LI Yan-da1*, CAO Zhong-sheng1, SUN Bin-feng1, YE Chun1, SHU Shi-fu1, HUANG Jun-bao1, WANG Kang-jun1, TIAN Yong-chao2   

  1. 1Institute of Agricultural Engineering, Jiangxi Academy of Agricultural Sciences/Jiangxi Province Engineering Research Center of Intelligent Agricultural Machinery Equipment/Jiangxi Province Engineering Research Center of Information Technology in Agriculture, Nanchang 330200, China;
    2Nanjing Agricultural University/National Engineering and Technology Center for Information Agriculture, Nanjing 210095, China
  • Received:2019-04-26 Online:2020-02-15 Published:2020-02-15
  • Contact: * E-mail: liyanda2008@126.com
  • Supported by:
    This work was supported by the National Key R&D Program of China (2016YFD0300608), the National Program for Support of Top-notch Young Professionals, the Jiangxi Science and Technology Program (20182BCB22015, 20161BBI90012, 20192BBF60052), the Jiangxi “Double-Thousand Plan”, and the Jiangxi “Voyage Project”.

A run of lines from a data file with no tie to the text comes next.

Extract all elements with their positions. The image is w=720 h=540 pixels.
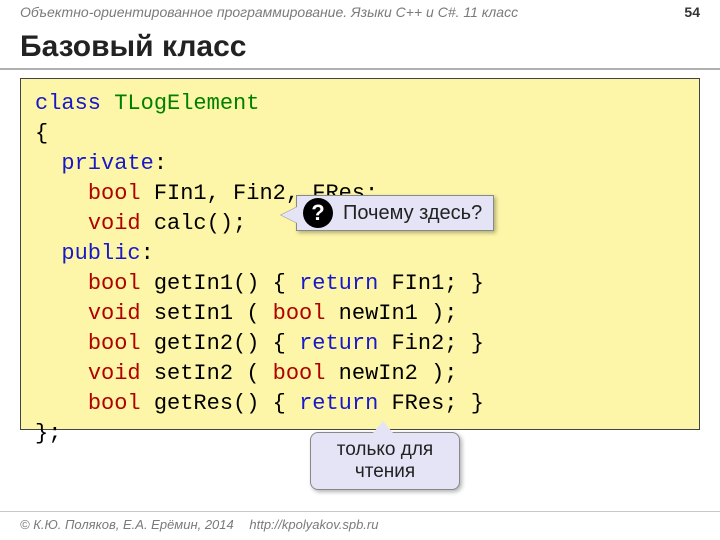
- kw-class: class: [35, 91, 101, 116]
- kw-bool: bool: [88, 181, 141, 206]
- slide: { "header": { "course": "Объектно-ориент…: [0, 0, 720, 540]
- footer-rule: [0, 511, 720, 512]
- footer: © К.Ю. Поляков, Е.А. Ерёмин, 2014 http:/…: [20, 517, 378, 532]
- course-name: Объектно-ориентированное программировани…: [20, 4, 518, 20]
- class-name: TLogElement: [101, 91, 259, 116]
- brace-close: };: [35, 421, 61, 446]
- callout-readonly: только для чтения: [310, 432, 460, 490]
- kw-public: public: [61, 241, 140, 266]
- kw-return: return: [299, 271, 378, 296]
- code-block: class TLogElement { private: bool FIn1, …: [20, 78, 700, 430]
- callout-readonly-l1: только для: [323, 439, 447, 461]
- footer-url: http://kpolyakov.spb.ru: [249, 517, 378, 532]
- kw-private: private: [61, 151, 153, 176]
- topbar: Объектно-ориентированное программировани…: [20, 4, 700, 20]
- brace-open: {: [35, 121, 48, 146]
- calc-decl: calc();: [141, 211, 247, 236]
- title-rule: [0, 68, 720, 70]
- kw-void: void: [88, 211, 141, 236]
- footer-authors: © К.Ю. Поляков, Е.А. Ерёмин, 2014: [20, 517, 234, 532]
- question-icon: ?: [303, 198, 333, 228]
- callout-readonly-l2: чтения: [323, 461, 447, 483]
- slide-title: Базовый класс: [20, 30, 246, 64]
- callout-why-here-text: Почему здесь?: [343, 202, 482, 225]
- page-number: 54: [684, 4, 700, 20]
- callout-why-here: ? Почему здесь?: [296, 195, 494, 231]
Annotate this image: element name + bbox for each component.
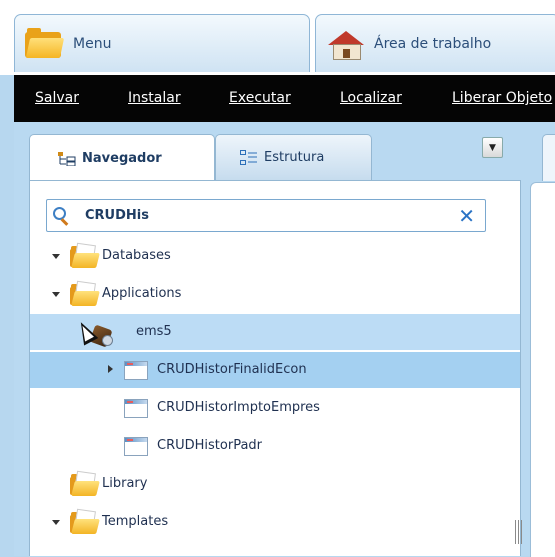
search-field[interactable]: CRUDHis ✕ bbox=[46, 199, 486, 232]
structure-icon bbox=[240, 149, 257, 165]
tab-estrutura-label: Estrutura bbox=[264, 150, 325, 165]
folder-icon bbox=[70, 470, 100, 497]
expand-right-icon[interactable] bbox=[108, 365, 113, 373]
form-icon bbox=[124, 361, 148, 380]
chevron-down-icon: ▼ bbox=[489, 143, 496, 153]
menu-item-localizar[interactable]: Localizar bbox=[340, 90, 402, 106]
tree-node-databases[interactable]: Databases bbox=[30, 238, 520, 274]
folder-icon bbox=[70, 280, 100, 307]
folder-icon bbox=[70, 242, 100, 269]
menu-item-instalar[interactable]: Instalar bbox=[128, 90, 181, 106]
top-tab-bar: Menu Área de trabalho bbox=[0, 0, 555, 75]
search-icon bbox=[53, 207, 69, 226]
expand-down-icon[interactable] bbox=[52, 520, 60, 525]
tree-node-crudhistorfinalidecon[interactable]: CRUDHistorFinalidEcon bbox=[30, 352, 520, 388]
right-panel bbox=[530, 182, 555, 557]
tree-node-applications[interactable]: Applications bbox=[30, 276, 520, 312]
expand-down-icon[interactable] bbox=[52, 254, 60, 259]
tree-node-label: CRUDHistorPadr bbox=[157, 438, 263, 453]
folder-icon bbox=[25, 27, 65, 60]
tree-node-label: Templates bbox=[102, 514, 169, 529]
folder-icon bbox=[70, 508, 100, 535]
tab-estrutura[interactable]: Estrutura bbox=[215, 134, 372, 180]
menu-item-liberar-objeto[interactable]: Liberar Objeto bbox=[452, 90, 552, 106]
menu-bar: Salvar Instalar Executar Localizar Liber… bbox=[14, 75, 555, 122]
tree-node-ems5[interactable]: ems5 bbox=[30, 314, 520, 350]
tab-area-label: Área de trabalho bbox=[374, 35, 492, 52]
tree-node-label: ems5 bbox=[136, 324, 172, 339]
right-panel-tab[interactable] bbox=[542, 134, 555, 181]
splitter-handle[interactable] bbox=[515, 520, 523, 544]
tree-node-label: Library bbox=[102, 476, 148, 491]
menu-item-executar[interactable]: Executar bbox=[229, 90, 291, 106]
tab-menu[interactable]: Menu bbox=[14, 14, 310, 72]
tree-node-label: CRUDHistorFinalidEcon bbox=[157, 362, 307, 377]
tab-navegador[interactable]: Navegador bbox=[29, 134, 215, 182]
tree-node-library[interactable]: Library bbox=[30, 466, 520, 502]
tree-node-templates[interactable]: Templates bbox=[30, 504, 520, 540]
expand-down-icon[interactable] bbox=[52, 292, 60, 297]
tree-node-label: Applications bbox=[102, 286, 182, 301]
navigator-tree-icon bbox=[58, 151, 76, 166]
tab-menu-label: Menu bbox=[73, 35, 112, 52]
form-icon bbox=[124, 437, 148, 456]
tree-node-crudhistorpadr[interactable]: CRUDHistorPadr bbox=[30, 428, 520, 464]
tab-area-de-trabalho[interactable]: Área de trabalho bbox=[315, 14, 555, 72]
tree-node-label: Databases bbox=[102, 248, 171, 263]
tree-node-crudhistorimptoempres[interactable]: CRUDHistorImptoEmpres bbox=[30, 390, 520, 426]
menu-item-salvar[interactable]: Salvar bbox=[35, 90, 79, 106]
clear-icon[interactable]: ✕ bbox=[458, 204, 475, 228]
form-icon bbox=[124, 399, 148, 418]
tree-node-label: CRUDHistorImptoEmpres bbox=[157, 400, 320, 415]
panel-menu-button[interactable]: ▼ bbox=[482, 137, 503, 158]
application-icon bbox=[73, 318, 114, 349]
house-icon bbox=[328, 29, 364, 60]
search-input[interactable]: CRUDHis bbox=[85, 208, 149, 223]
tab-navegador-label: Navegador bbox=[82, 151, 162, 166]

Abstract: The spectrometer-based nitrogen (N) nutrition monitoring and diagnosis models for double-cropping rice in Jiangxi is important for recommending precise N topdressing rate, achieving high yield, improving grain quality and increasing economic efficiency. Field experiments were conducted in Jiangxi in 2016 and 2017, involving different early rice and late rice cultivars and N application rates. Plant N accumulation (PNA) and canopy spectral vegetation indices (VIs) were measured at tillering and jointing stages with two spectrometers, i.e., GreenSeeker (an active multispectral sensor containing 780 and 660 nm wavelengths) and crop growth monitoring and diagnosis apparatus (CGMD, a passive multispectral sensor containing 810 and 720 nm wavelengths). The VI-based models of PNA were established from a experimental dataset and then validated using an independent dataset. The N topdressing rates for tillering and jointing stages were calculated using the newly developed N spectral diagnosis model and higher yield cultivation experience of double-cropping rice. The results showed that the VIs from two spectrometers were strongly positively correlated with PNA at both growth stages, with the model performance for tillering or jointing stages was better than that for the early growth stages. The exponential equation of normalized difference vegetation index (NDVI(780,660)) from GreenSeeker could be used to estimate PNA with a determination coefficient (R2) in the range of 0.92-0.94, the root mean square error (RMSE), relative root mean square error (RRMSE) and correlation coefficient (r) of model validation in the range of 3.09-5.96 kg·hm-2, 5.8%-18.5% and 0.92-0.98, respectively. The linear equation of difference vegetation index (DVI(810,720)) from CGMD could be used to estimate PNA with a R2 in the range of 0.90-0.93, the RMSE, RRMSE and r of model validation in the range of 3.71-6.33 kg·hm-2, 11.7%-14.3% and 0.93-0.96, respectively. The recommended N topdressing rate with CGMD was higher than that with GreenSeeker. Compared with conventional farmer’s plan, the precision N application plan reduced N fertilizer application rate by 5.5 kg·hm-2, while N agronomic efficiency and net income was improved by 0.8% and 128 yuan·hm-2, respectively. Application of the spectral monitoring and diagnosis method to guiding fertilization could reduce cost and increase grain yield and net income, and thus had great potential for guiding double-cropping rice production.